I: "We don't get updates because the policy is changing, we get updates because the slogan is changing."

Z: "Thank god there's a deadly virus around so we don't have to focus on Brexit anymore."

I: "That crisis only affects teenagers, so we don't care."

Z (product pitch): "Each week you get a box of foods that people won't purchase even in an emergency."

Z: "Thank god for climate change and the death of the amphibian."

Z: "Could the Ottomans competently administer a test to teens? I say, welcome to our new Ottoman overlords."

Z: "Someone pored over the outline of the eagle thing. Gotta get paid somehow."

Z: "Everybody universally hates the robot, which is the appropriate response."

Q: "Static! I only hear it when you're talking."
Z: "That's just my midwestern accent."

Z: "I was uncomfortable because I'm an idealist."

N: "It's a circular saw at the end of a string trimmer."
M: "Wait, like... Mad Max?"

[D joins the video chat]
All others: "Good morning! Welcome to Vasectomy Talk."

Z: "I have walked less than 20 steps today & all of them were on this camera."

D: "Whoever is playing the video of my voice, can you mute it?"

Firstborn: "Everyone knows I'm the one who inherits the titles and lands."
Secondborn: "And I have the right to marry a divorcée."
Thirdborn: "And I'm supposed to go into the clergy?"
[laughter]
Parent: "I love my children! That was the best possible answer! Perfect!

Q: "They'll only hear your yowls of pain when you're shocked for typing on the keyboard wrong."
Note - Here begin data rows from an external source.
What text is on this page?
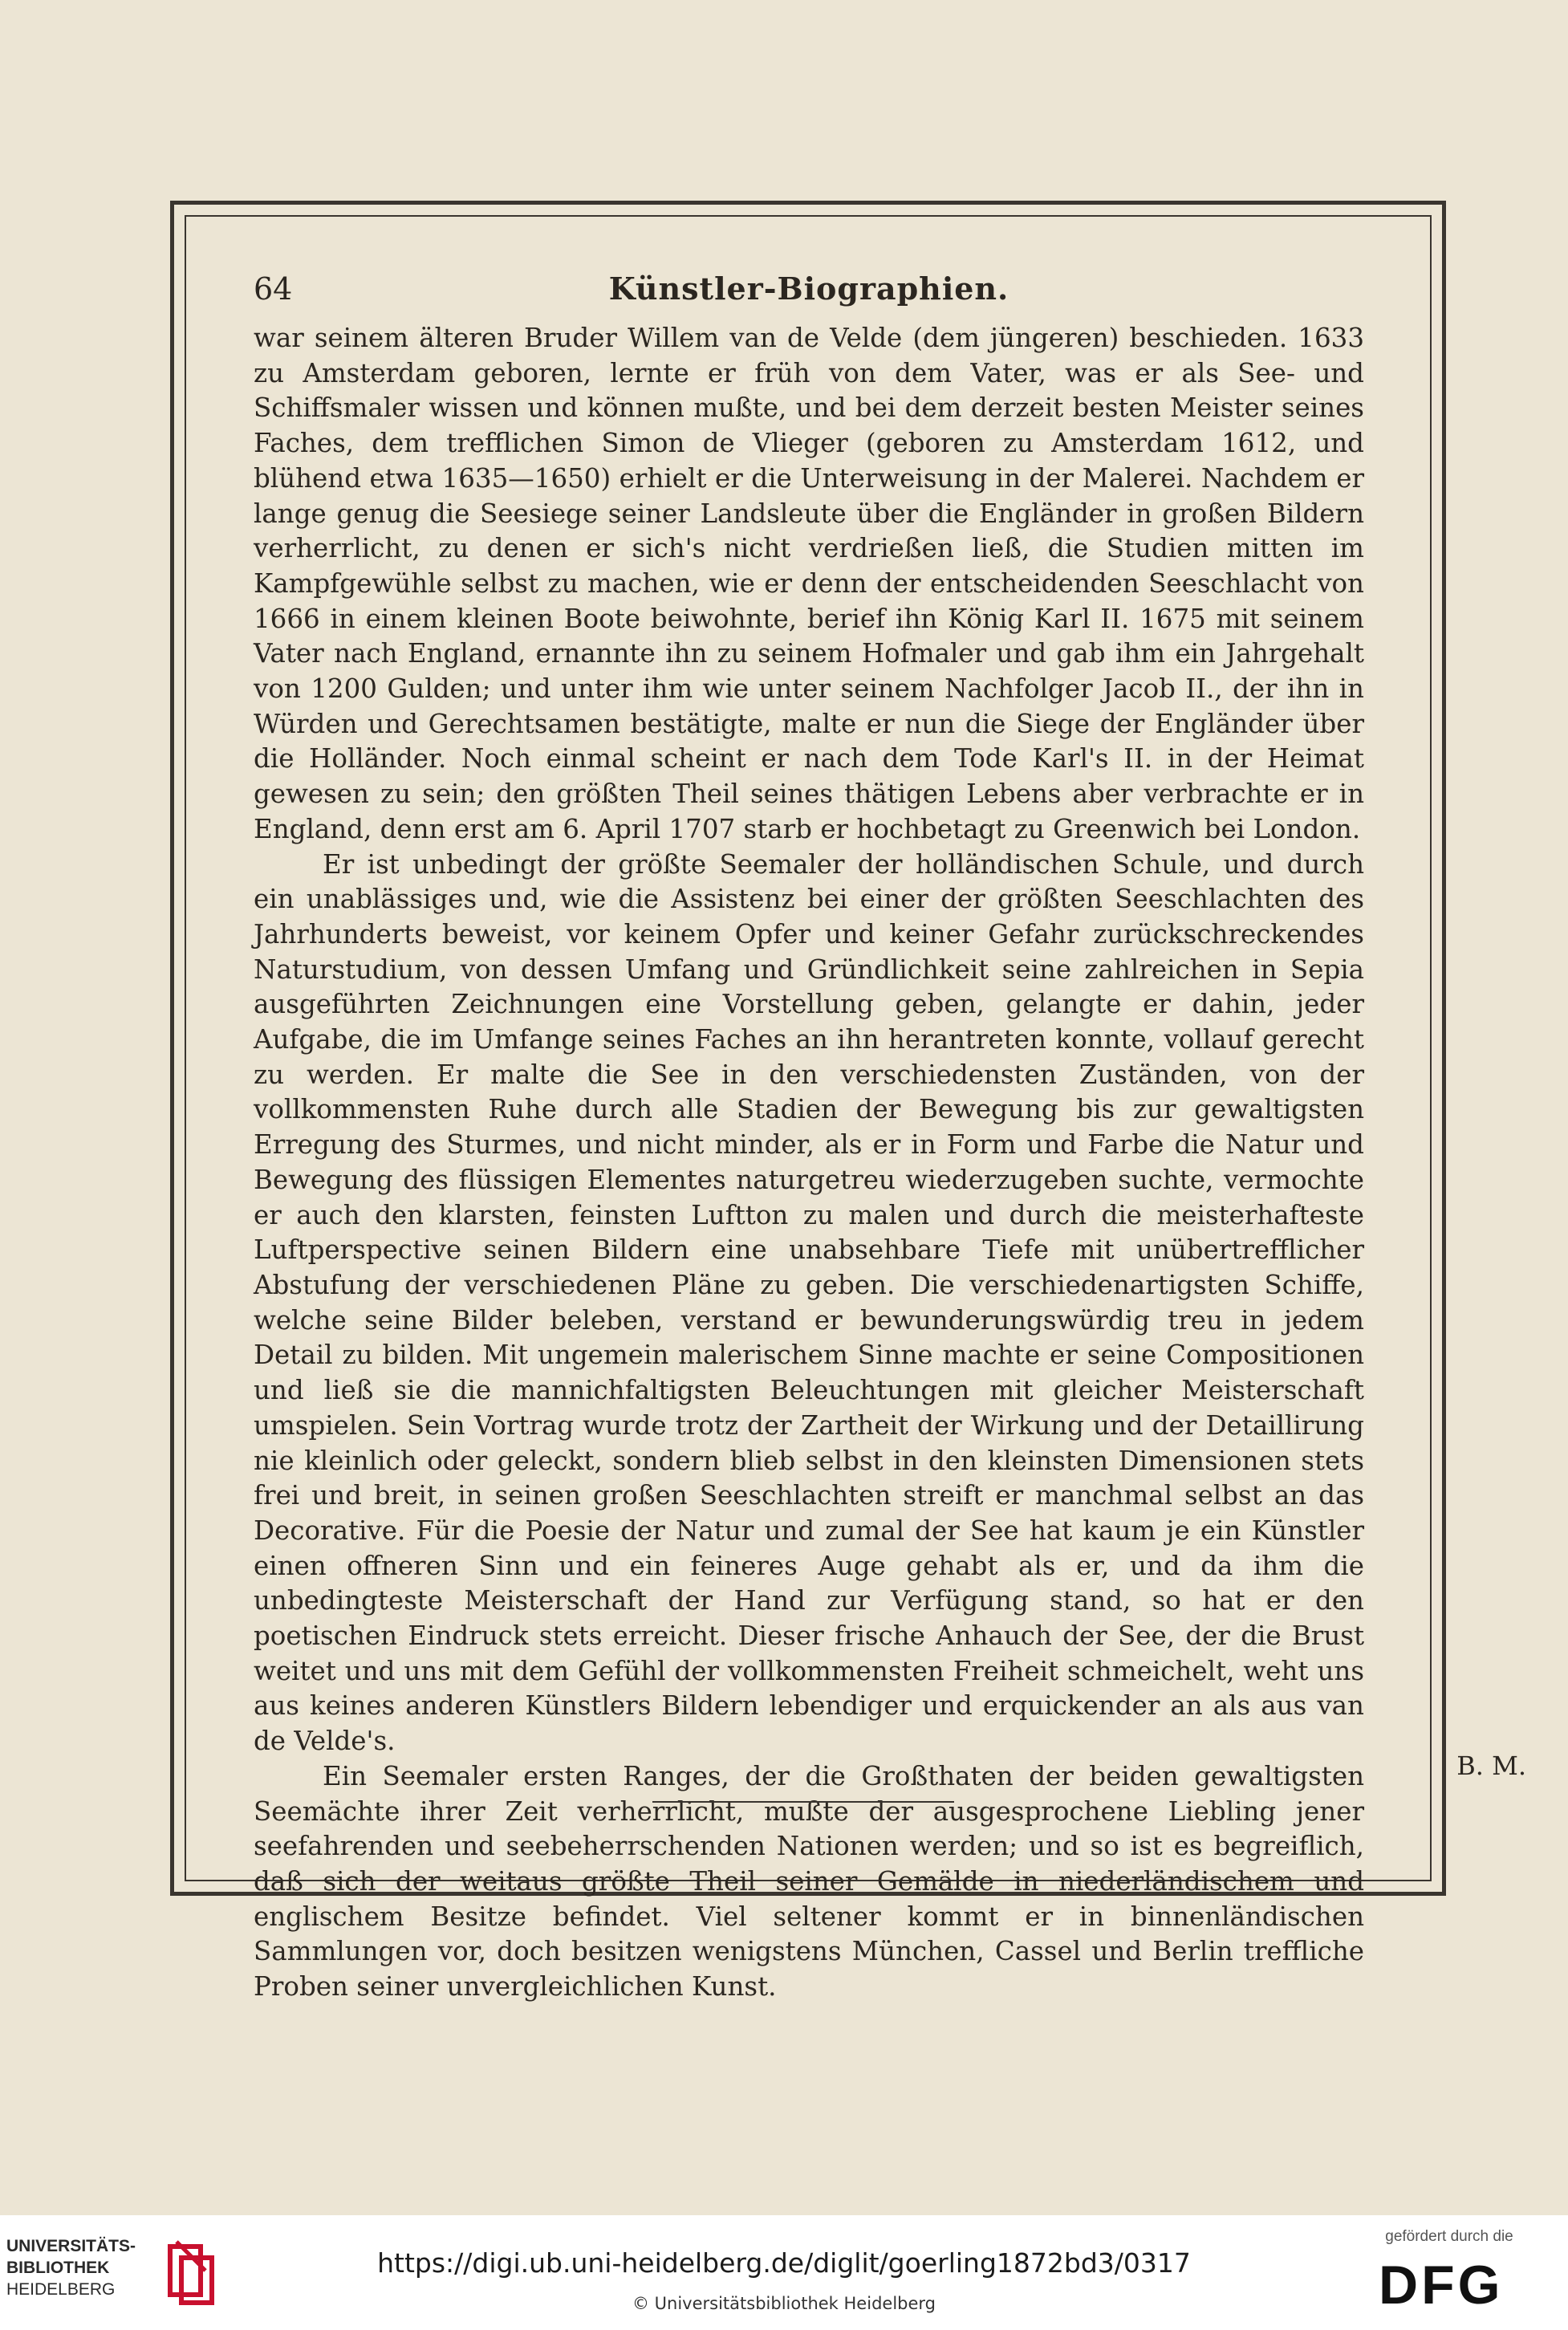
64	Künstler-Biographien.

war seinem älteren Bruder Willem van de Velde (dem jüngeren) beschieden. 1633 zu Amsterdam geboren, lernte er früh von dem Vater, was er als See- und Schiffsmaler wissen und können mußte, und bei dem derzeit besten Meister seines Faches, dem trefflichen Simon de Vlieger (geboren zu Amsterdam 1612, und blühend etwa 1635—1650) erhielt er die Unterweisung in der Malerei. Nachdem er lange genug die Seesiege seiner Landsleute über die Engländer in großen Bildern verherrlicht, zu denen er sich's nicht verdrießen ließ, die Studien mitten im Kampfgewühle selbst zu machen, wie er denn der entscheidenden Seeschlacht von 1666 in einem kleinen Boote beiwohnte, berief ihn König Karl II. 1675 mit seinem Vater nach England, ernannte ihn zu seinem Hofmaler und gab ihm ein Jahrgehalt von 1200 Gulden; und unter ihm wie unter seinem Nachfolger Jacob II., der ihn in Würden und Gerechtsamen bestätigte, malte er nun die Siege der Engländer über die Holländer. Noch einmal scheint er nach dem Tode Karl's II. in der Heimat gewesen zu sein; den größten Theil seines thätigen Lebens aber verbrachte er in England, denn erst am 6. April 1707 starb er hochbetagt zu Greenwich bei London.

Er ist unbedingt der größte Seemaler der holländischen Schule, und durch ein unablässiges und, wie die Assistenz bei einer der größten Seeschlachten des Jahrhunderts beweist, vor keinem Opfer und keiner Gefahr zurückschreckendes Naturstudium, von dessen Umfang und Gründlichkeit seine zahlreichen in Sepia ausgeführten Zeichnungen eine Vorstellung geben, gelangte er dahin, jeder Aufgabe, die im Umfange seines Faches an ihn herantreten konnte, vollauf gerecht zu werden. Er malte die See in den verschiedensten Zuständen, von der vollkommensten Ruhe durch alle Stadien der Bewegung bis zur gewaltigsten Erregung des Sturmes, und nicht minder, als er in Form und Farbe die Natur und Bewegung des flüssigen Elementes naturgetreu wiederzugeben suchte, vermochte er auch den klarsten, feinsten Luftton zu malen und durch die meisterhafteste Luftperspective seinen Bildern eine unabsehbare Tiefe mit unübertrefflicher Abstufung der verschiedenen Pläne zu geben. Die verschiedenartigsten Schiffe, welche seine Bilder beleben, verstand er bewunderungswürdig treu in jedem Detail zu bilden. Mit ungemein malerischem Sinne machte er seine Compositionen und ließ sie die mannichfaltigsten Beleuchtungen mit gleicher Meisterschaft umspielen. Sein Vortrag wurde trotz der Zartheit der Wirkung und der Detaillirung nie kleinlich oder geleckt, sondern blieb selbst in den kleinsten Dimensionen stets frei und breit, in seinen großen Seeschlachten streift er manchmal selbst an das Decorative. Für die Poesie der Natur und zumal der See hat kaum je ein Künstler einen offneren Sinn und ein feineres Auge gehabt als er, und da ihm die unbedingteste Meisterschaft der Hand zur Verfügung stand, so hat er den poetischen Eindruck stets erreicht. Dieser frische Anhauch der See, der die Brust weitet und uns mit dem Gefühl der vollkommensten Freiheit schmeichelt, weht uns aus keines anderen Künstlers Bildern lebendiger und erquickender an als aus van de Velde's.

Ein Seemaler ersten Ranges, der die Großthaten der beiden gewaltigsten Seemächte ihrer Zeit verherrlicht, mußte der ausgesprochene Liebling jener seefahrenden und seebeherrschenden Nationen werden; und so ist es begreiflich, daß sich der weitaus größte Theil seiner Gemälde in niederländischem und englischem Besitze befindet. Viel seltener kommt er in binnenländischen Sammlungen vor, doch besitzen wenigstens München, Cassel und Berlin treffliche Proben seiner unvergleichlichen Kunst.

B. M.
UNIVERSITÄTS-
BIBLIOTHEK
HEIDELBERG
https://digi.ub.uni-heidelberg.de/diglit/goerling1872bd3/0317
© Universitätsbibliothek Heidelberg
gefördert durch die
DFG
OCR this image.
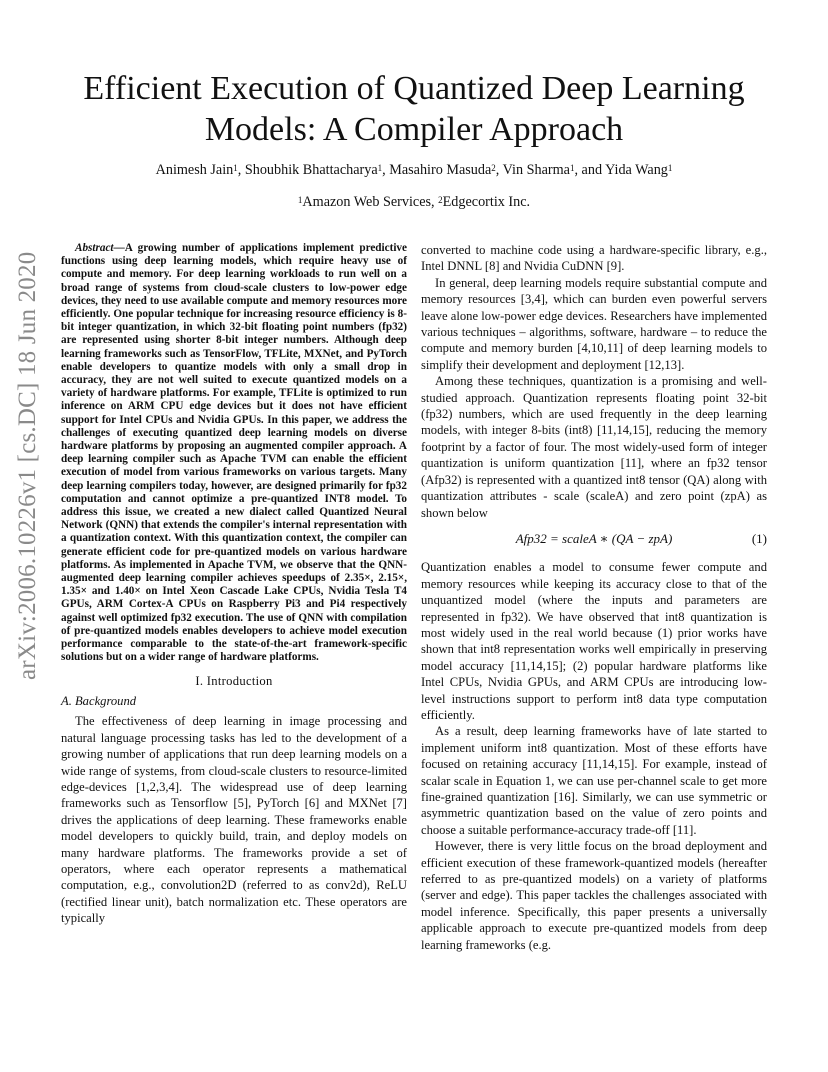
arXiv:2006.10226v1 [cs.DC] 18 Jun 2020
Efficient Execution of Quantized Deep Learning
Models: A Compiler Approach
Animesh Jain$^1$, Shoubhik Bhattacharya$^1$, Masahiro Masuda$^2$, Vin Sharma$^1$, and Yida Wang$^1$
$^1$Amazon Web Services, $^2$Edgecortix Inc.

Abstract—A growing number of applications implement predictive functions using deep learning models, which require heavy use of compute and memory. For deep learning workloads to run well on a broad range of systems from cloud-scale clusters to low-power edge devices, they need to use available compute and memory resources more efficiently. One popular technique for increasing resource efficiency is 8-bit integer quantization, in which 32-bit floating point numbers (fp32) are represented using shorter 8-bit integer numbers. Although deep learning frameworks such as TensorFlow, TFLite, MXNet, and PyTorch enable developers to quantize models with only a small drop in accuracy, they are not well suited to execute quantized models on a variety of hardware platforms. For example, TFLite is optimized to run inference on ARM CPU edge devices but it does not have efficient support for Intel CPUs and Nvidia GPUs. In this paper, we address the challenges of executing quantized deep learning models on diverse hardware platforms by proposing an augmented compiler approach. A deep learning compiler such as Apache TVM can enable the efficient execution of model from various frameworks on various targets. Many deep learning compilers today, however, are designed primarily for fp32 computation and cannot optimize a pre-quantized INT8 model. To address this issue, we created a new dialect called Quantized Neural Network (QNN) that extends the compiler's internal representation with a quantization context. With this quantization context, the compiler can generate efficient code for pre-quantized models on various hardware platforms. As implemented in Apache TVM, we observe that the QNN-augmented deep learning compiler achieves speedups of 2.35×, 2.15×, 1.35× and 1.40× on Intel Xeon Cascade Lake CPUs, Nvidia Tesla T4 GPUs, ARM Cortex-A CPUs on Raspberry Pi3 and Pi4 respectively against well optimized fp32 execution. The use of QNN with compilation of pre-quantized models enables developers to achieve model execution performance comparable to the state-of-the-art framework-specific solutions but on a wider range of hardware platforms.

I. Introduction
A. Background

The effectiveness of deep learning in image processing and natural language processing tasks has led to the development of a growing number of applications that run deep learning models on a wide range of systems, from cloud-scale clusters to resource-limited edge-devices [1,2,3,4]. The widespread use of deep learning frameworks such as Tensorflow [5], PyTorch [6] and MXNet [7] drives the applications of deep learning. These frameworks enable model developers to quickly build, train, and deploy models on many hardware platforms. The frameworks provide a set of operators, where each operator represents a mathematical computation, e.g., convolution2D (referred to as conv2d), ReLU (rectified linear unit), batch normalization etc. These operators are typically

converted to machine code using a hardware-specific library, e.g., Intel DNNL [8] and Nvidia CuDNN [9].

In general, deep learning models require substantial compute and memory resources [3,4], which can burden even powerful servers leave alone low-power edge devices. Researchers have implemented various techniques – algorithms, software, hardware – to reduce the compute and memory burden [4,10,11] of deep learning models to simplify their development and deployment [12,13].

Among these techniques, quantization is a promising and well-studied approach. Quantization represents floating point 32-bit (fp32) numbers, which are used frequently in the deep learning models, with integer 8-bits (int8) [11,14,15], reducing the memory footprint by a factor of four. The most widely-used form of integer quantization is uniform quantization [11], where an fp32 tensor (Afp32) is represented with a quantized int8 tensor (QA) along with quantization attributes - scale (scaleA) and zero point (zpA) as shown below

Afp32 = scaleA ∗ (QA − zpA)	(1)

Quantization enables a model to consume fewer compute and memory resources while keeping its accuracy close to that of the unquantized model (where the inputs and parameters are represented in fp32). We have observed that int8 quantization is most widely used in the real world because (1) prior works have shown that int8 representation works well empirically in preserving model accuracy [11,14,15]; (2) popular hardware platforms like Intel CPUs, Nvidia GPUs, and ARM CPUs are introducing low-level instructions support to perform int8 data type computation efficiently.

As a result, deep learning frameworks have of late started to implement uniform int8 quantization. Most of these efforts have focused on retaining accuracy [11,14,15]. For example, instead of scalar scale in Equation 1, we can use per-channel scale to get more fine-grained quantization [16]. Similarly, we can use symmetric or asymmetric quantization based on the value of zero points and choose a suitable performance-accuracy trade-off [11].

However, there is very little focus on the broad deployment and efficient execution of these framework-quantized models (hereafter referred to as pre-quantized models) on a variety of platforms (server and edge). This paper tackles the challenges associated with model inference. Specifically, this paper presents a universally applicable approach to execute pre-quantized models from deep learning frameworks (e.g.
This post's theme word is lithophone (n), "a musical instrument which is sounded by striking pieces of stone." It's easy to fall down a quarantine video rabbit-hole and watch many modern and ancient lithophones played.

Wednesday, August 26, 2020

Poesy the Monster Slayer

Poesy the Monster Slayer, by Cory Doctorow and Matt Rockefeller, is a charming illustrated book telling the story of Poesy, an imaginative and resourceful girl, and her battle against various fantastical nightmare creatures. It hits a delicious middle point between the kid's perspective (fight monsters that only rise up when the adults are asleep!) and the adults' (please will this kid just sleep through the night without getting up to loudly play).

I liked the illustrations, the creativity, and the double-reading: it offers a storyline for kids and a sly behind-the-scenes storyline for grown-up interpretation.


This post's theme word is picaro (n), "a rogue; an adventurer." Kids' books often cast the starring child as a picaro, when it is plain to any observant adult that they are a chaotic villain.